GW’s student-run art space, Gallery 102, isn’t just for art anymore – starting this week, it will become a refuge and resource for students in the middle of finals season.
The newest exhibition, “Sensorium: The Art of Perception,” which opens Thursday, will transform the gallery’s normally still atmosphere into an interactive, multi-sensory space for meditation, yoga and relaxation.
The project’s curator, Roxanne Goldberg, an art history major and senior at GW, said engaging one’s body with the artwork in the space is integral to the exhibition and its accompanying symposium, which will bring a range of scholars, health professionals, artists and instructors to the gallery for a broad discussion about wellness.
“A big motivating factor to me was saying, ‘How can we create a space where people can just kind of zone out, not have judgments and also have access to resources?’ Which is what the symposium does,” Goldberg said.
The exhibition itself will feature interactive pieces like a gamma wave installation – a sound machine that emits the highest-frequency waves produced by the brain. Goldberg said gamma waves increase concentration, problem-solving skills and memory retention, helping the gallery become a go-to spot to “recharge the brain before or in between finals.”
A major component of the exhibition is a cushioned reading space where visitors can lounge, flip through books about Buddhism and Eastern philosophy and allow themselves to be enveloped in the radiating gamma waves.
From Thursday to Friday, Gallery 102 will be home to presentations, lectures and interactive workshops, which will aim to give students the experience and resources to better handle stress while exposing them to therapeutic ideals rooted in Eastern cultures and philosophies.

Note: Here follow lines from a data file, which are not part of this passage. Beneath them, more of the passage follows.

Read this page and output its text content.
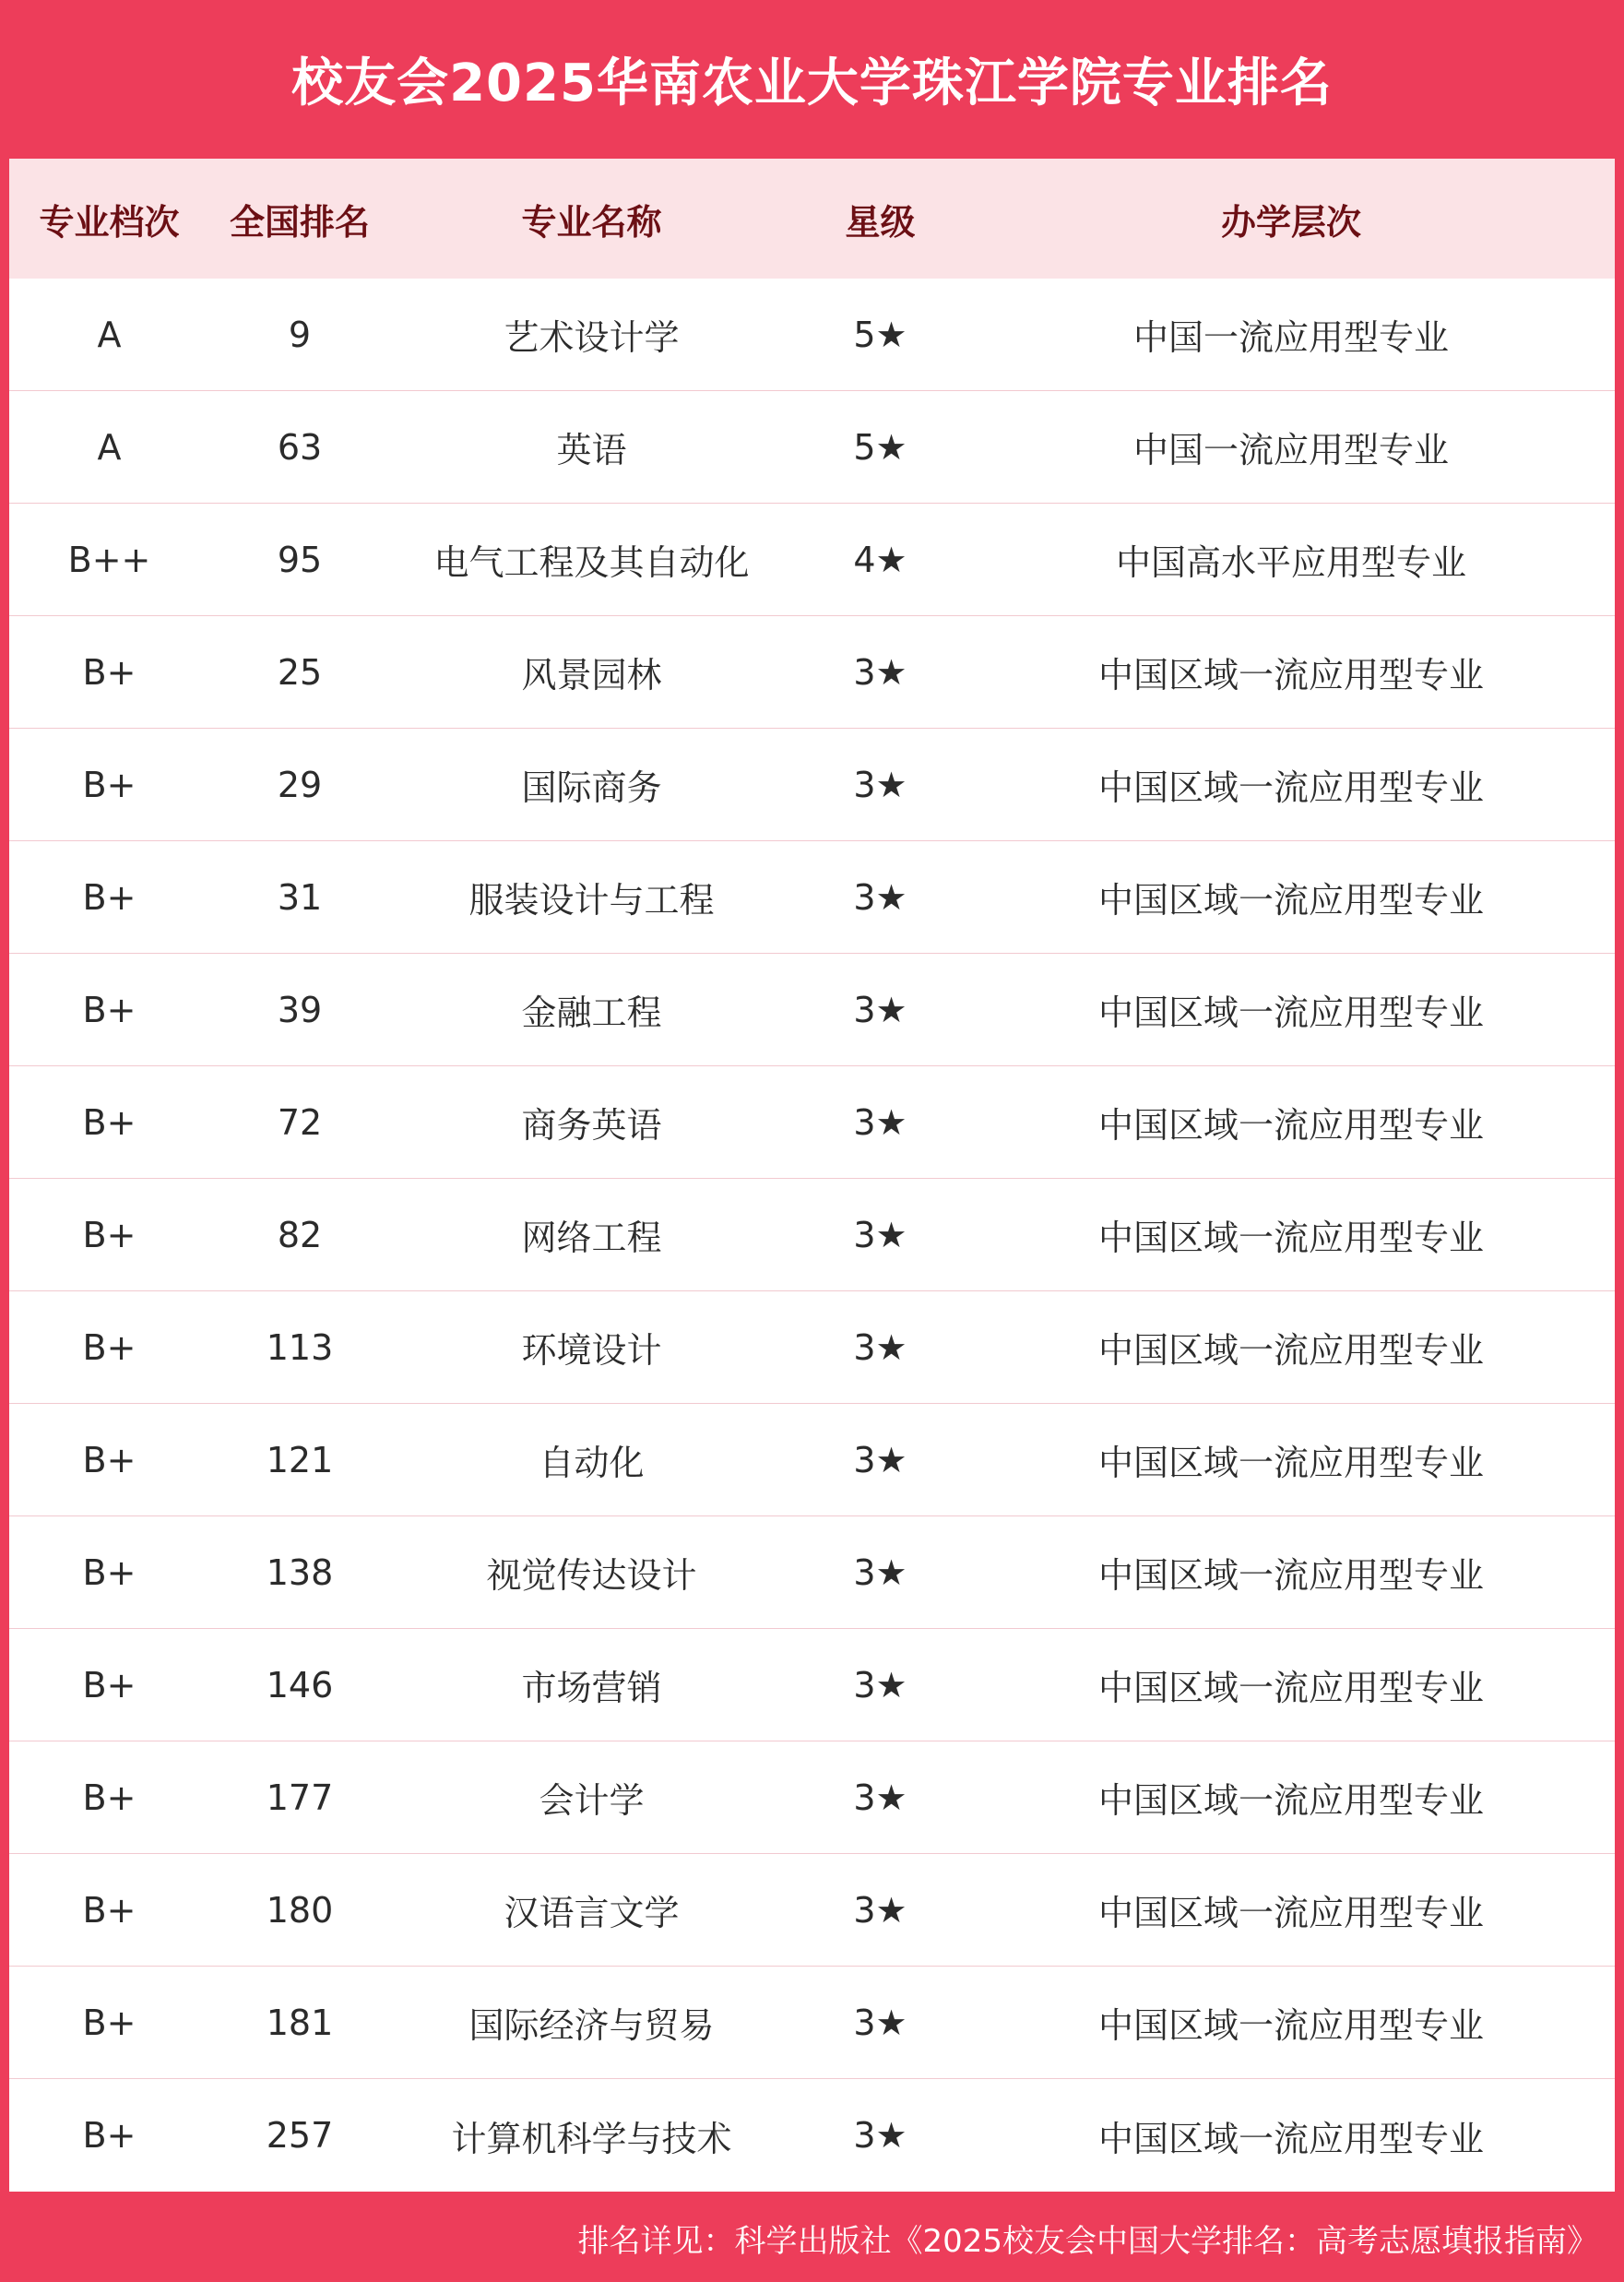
校友会2025华南农业大学珠江学院专业排名
专业档次	全国排名	专业名称	星级	办学层次
A	9	艺术设计学	5★	中国一流应用型专业
A	63	英语	5★	中国一流应用型专业
B++	95	电气工程及其自动化	4★	中国高水平应用型专业
B+	25	风景园林	3★	中国区域一流应用型专业
B+	29	国际商务	3★	中国区域一流应用型专业
B+	31	服装设计与工程	3★	中国区域一流应用型专业
B+	39	金融工程	3★	中国区域一流应用型专业
B+	72	商务英语	3★	中国区域一流应用型专业
B+	82	网络工程	3★	中国区域一流应用型专业
B+	113	环境设计	3★	中国区域一流应用型专业
B+	121	自动化	3★	中国区域一流应用型专业
B+	138	视觉传达设计	3★	中国区域一流应用型专业
B+	146	市场营销	3★	中国区域一流应用型专业
B+	177	会计学	3★	中国区域一流应用型专业
B+	180	汉语言文学	3★	中国区域一流应用型专业
B+	181	国际经济与贸易	3★	中国区域一流应用型专业
B+	257	计算机科学与技术	3★	中国区域一流应用型专业
排名详见：科学出版社《2025校友会中国大学排名：高考志愿填报指南》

Caitlin Cartwright, an artist and global health worker based in D.C., is one of the speakers Goldberg enlisted for the symposium.

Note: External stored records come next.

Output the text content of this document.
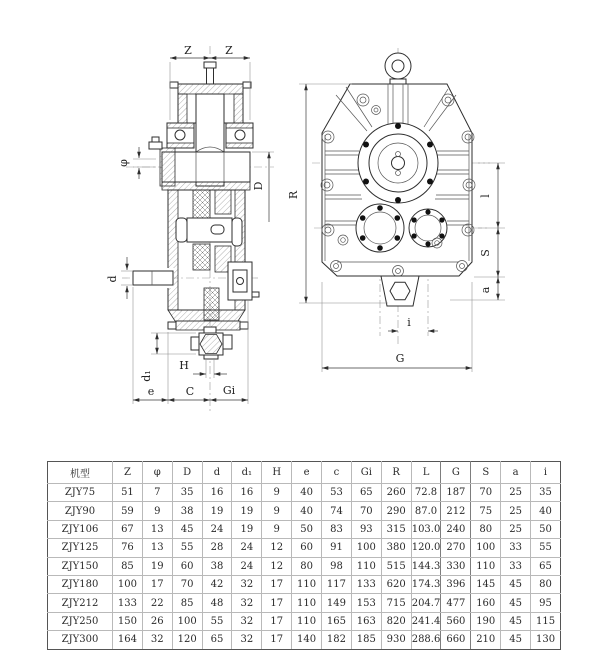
Z	Z
φ
D
d
d₁
H
e	C	Gi
R	l
S
a
i
G
机型	Z	φ	D	d	d₁	H	e	c	Gi	R	L	G	S	a	i
ZJY75	51	7	35	16	16	9	40	53	65	260	72.8	187	70	25	35
ZJY90	59	9	38	19	19	9	40	74	70	290	87.0	212	75	25	40
ZJY106	67	13	45	24	19	9	50	83	93	315	103.0	240	80	25	50
ZJY125	76	13	55	28	24	12	60	91	100	380	120.0	270	100	33	55
ZJY150	85	19	60	38	24	12	80	98	110	515	144.3	330	110	33	65
ZJY180	100	17	70	42	32	17	110	117	133	620	174.3	396	145	45	80
ZJY212	133	22	85	48	32	17	110	149	153	715	204.7	477	160	45	95
ZJY250	150	26	100	55	32	17	110	165	163	820	241.4	560	190	45	115
ZJY300	164	32	120	65	32	17	140	182	185	930	288.6	660	210	45	130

Through her work, which has taken her to countries like Madagascar and Namibia, Cartwright said she has seen the effects that art can have on the wellness of both individuals and entire communities. Art is often rooted in cultural traditions, she said, and accessing those customs can help community members connect and grow.
“It has all these really great secondary effects – it can help become an income maker for people, it helps people tell their own stories in a community where maybe there’s been a circumstance like a conflict or some sort of gender-based violence,” Cartwright said. “It’s a powerful thing to be able to create something just from yourself.”
Yoga instructor Gopi Kinnicutt, who will host breathing and spiritual workshops on Friday as part of the symposium, said the body’s connection to art and creativity is equally as important as its connection to the soul.
“The whole self means kind of nourishing the physical, the mental and the emotional as well as the spiritual side of one’s personal being,” Kinnicutt said. “When you access your spiritual essence, your natural creativity comes through.”
According to Kinnicutt’s teachings, interactive “art” comes in the form of the physical movements and graceful hand gestures associated with yoga. But for others, like the artists Goldberg chose for the exhibition, this idea is grounded in how the body interacts with the artwork and the gallery itself.
Ceramic pieces, crafted by master of fine arts candidate Ryan McDonnell, will be placed on different sized pedestals and filled with aromatherapy oils. Goldberg said the pedestals will force visitors to move their bodies close to the pots to smell the oils and experience the full effect of the display.
And in conjunction with the exhibition, Goldberg hopes the symposium will further student interaction with the space and give them a new outlet and new tools to cope with anxiety and stress.
“A lot of speakers are leaving materials, so it is a place where students can come and seek resources that, you know, maybe someone isn’t comfortable going to the counseling center or whatever, and we want to open up an opportunity for that,” Goldberg said.